When the Bend Bubble Blogs first popped up, one of the arguments used by the real estate promoters was that we were getting wealthier inflow, and these -- dare I say, rich?-- newcomers wouldn't be affected by a pesky little thing like a Recession.
There is a new article in the New York Times that, in fact, the rich are walking away and defaulting from mortgages without a glance backward....
"Whether it is their residence, a second home or a house bought as an investment, the rich have stopped paying the mortgage at a rate that greatly exceeds the rest of the population.
More than one in seven homeowners with loans in excess of a million dollars are seriously delinquent, according to data compiled for The New York Times by the real estate analytics firm CoreLogic.

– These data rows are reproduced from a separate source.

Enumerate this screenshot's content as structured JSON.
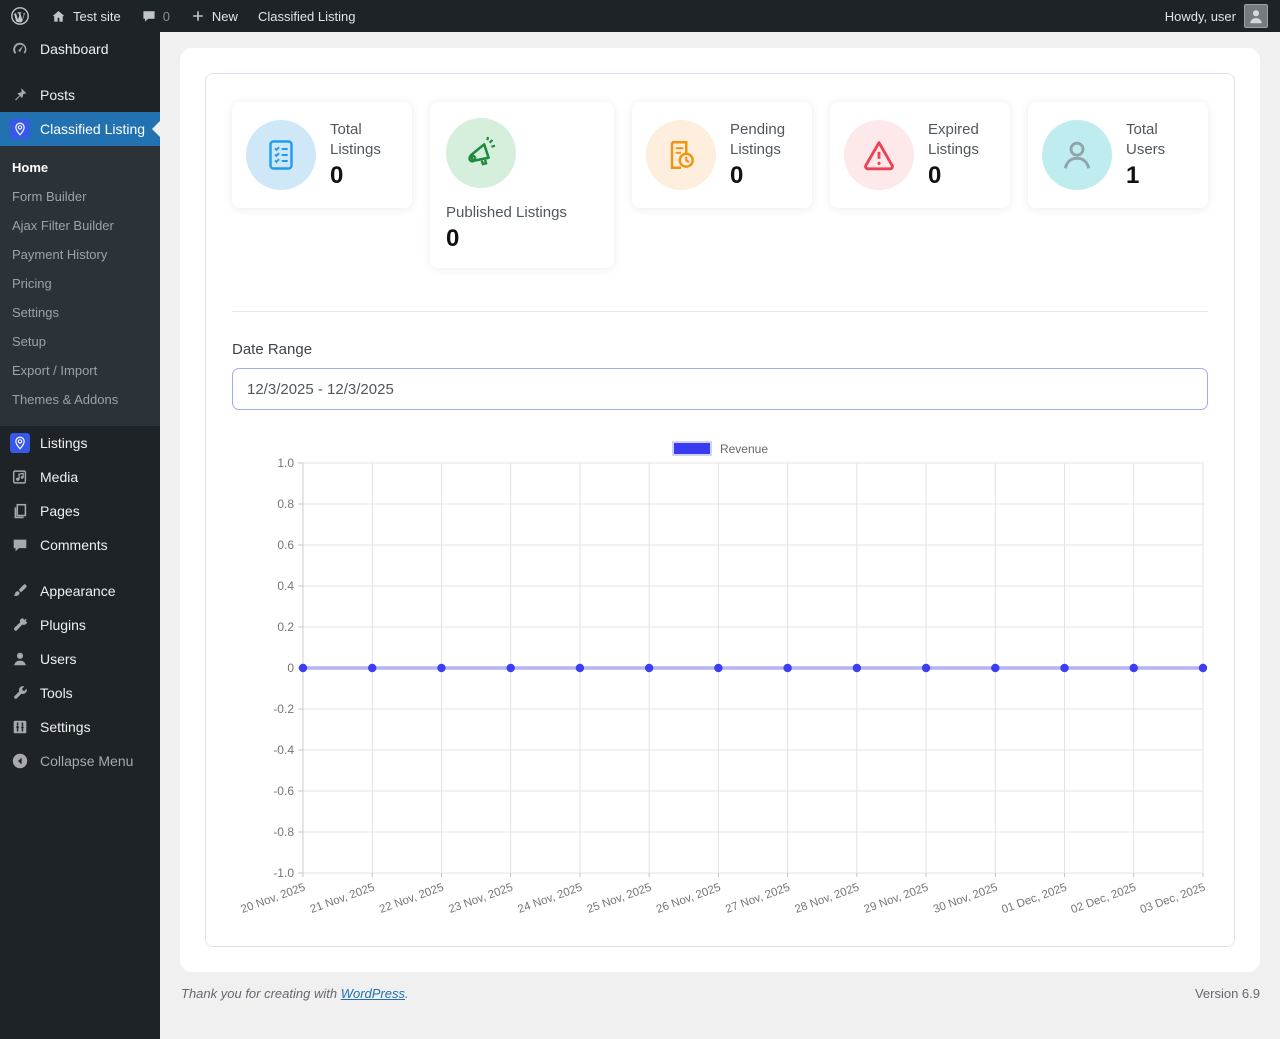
{
  "admin_bar": {
    "site_name": "Test site",
    "comment_count": "0",
    "new_label": "New",
    "current_page": "Classified Listing",
    "greeting": "Howdy, user"
  },
  "sidebar": {
    "dashboard": "Dashboard",
    "posts": "Posts",
    "classified": {
      "label": "Classified Listing",
      "submenu": [
        "Home",
        "Form Builder",
        "Ajax Filter Builder",
        "Payment History",
        "Pricing",
        "Settings",
        "Setup",
        "Export / Import",
        "Themes & Addons"
      ]
    },
    "listings": "Listings",
    "media": "Media",
    "pages": "Pages",
    "comments": "Comments",
    "appearance": "Appearance",
    "plugins": "Plugins",
    "users": "Users",
    "tools": "Tools",
    "settings": "Settings",
    "collapse": "Collapse Menu"
  },
  "stats": [
    {
      "label": "Total Listings",
      "value": "0",
      "icon": "checklist-icon",
      "circle": "#cfe8f8"
    },
    {
      "label": "Published Listings",
      "value": "0",
      "icon": "megaphone-icon",
      "circle": "#d6efdc"
    },
    {
      "label": "Pending Listings",
      "value": "0",
      "icon": "document-clock-icon",
      "circle": "#fdeedd"
    },
    {
      "label": "Expired Listings",
      "value": "0",
      "icon": "warning-icon",
      "circle": "#fde9ea"
    },
    {
      "label": "Total Users",
      "value": "1",
      "icon": "user-icon",
      "circle": "#bfecef"
    }
  ],
  "date_range": {
    "label": "Date Range",
    "value": "12/3/2025 - 12/3/2025"
  },
  "chart_data": {
    "type": "line",
    "title": "",
    "xlabel": "",
    "ylabel": "",
    "legend_position": "top-center",
    "grid": true,
    "ylim": [
      -1.0,
      1.0
    ],
    "yticks": [
      1.0,
      0.8,
      0.6,
      0.4,
      0.2,
      0,
      -0.2,
      -0.4,
      -0.6,
      -0.8,
      -1.0
    ],
    "x": [
      "20 Nov, 2025",
      "21 Nov, 2025",
      "22 Nov, 2025",
      "23 Nov, 2025",
      "24 Nov, 2025",
      "25 Nov, 2025",
      "26 Nov, 2025",
      "27 Nov, 2025",
      "28 Nov, 2025",
      "29 Nov, 2025",
      "30 Nov, 2025",
      "01 Dec, 2025",
      "02 Dec, 2025",
      "03 Dec, 2025"
    ],
    "series": [
      {
        "name": "Revenue",
        "values": [
          0,
          0,
          0,
          0,
          0,
          0,
          0,
          0,
          0,
          0,
          0,
          0,
          0,
          0
        ],
        "line_color": "#b3b3f7",
        "point_color": "#3d3df5",
        "legend_color": "#3a3af0"
      }
    ]
  },
  "footer": {
    "thanks": "Thank you for creating with",
    "link": "WordPress",
    "period": ".",
    "version": "Version 6.9"
  }
}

By contrast, homeowners with less lavish housing are much more likely to keep writing checks to their lender. About one in 12 mortgages below the million-dollar mark is delinquent…"
I was always doubtful that we were getting quite as many "rich" folks as all that; I felt there were more aspirational overreachers than really wealthy. My joke was, if you saw a real estate agent and a millionaire at a downtown restaurant, guess which one paid the bill?
I've actually changed my mind about that -- I think we have indeed attracted a wealthy group of people to Bend. Driving around town, looking at all the mansions and the fancy cars -- it seems pretty clear, though I'll hold to my contention that many of them are living an illusion.
Will they stay?
Most of them, of course. But if we do indeed have an abundance of 'second' homes, it doesn't bode well for the future of housing. If rich are walking away from underwater homes, who's more underwater than Bend? Who has more second homes than Bend?
But Bend was immune, right?-- especially the West Side; ah, yes, the West Side, where 100K former mill houses were turned into 500k 'bungalows.' No danger there. Where every vacant lot was filled with a new house, shaped to fit the triangular or octagonal or whatever weird shape the lot was in. Where expensive houses were built next to each other like townhouses.
My doubts about this came from what I've seen in small business. Over the years we've gotten plenty of outwardly 'wealthy' people opening businesses downtown. My observation was that not only didn't they last, they usually were the first to go.
I've always thought there were two sturdy legs to a business -- profit and motivation. They aren't always the same thing -- you can accept a small profit if you have a strong enough motivation; and you can accept a lower motivation with a higher profit. But they are equally important, and eventually they merge -- lower motivation will bring about lower profits and vice versa.
Anyway, what I noticed was that those of us who actually DEPENDED on our businesses to make a living were much more likely to hang in there in good times and bad.
I was sometimes astonished by the caviler way another business owner would fold up his tent. "Oh, it wasn't fun anymore. " "I want to move to Montana, Bend has gotten too busy." "My former boss offered me more money."
O.K. Good. See you.
I'm here to live in Bend, thick or thin, inconvenient or not. You're out for....a good time? An easy life? Hell, I don't blame you.
But not a completely dependable, reliable motivation, in my eyes.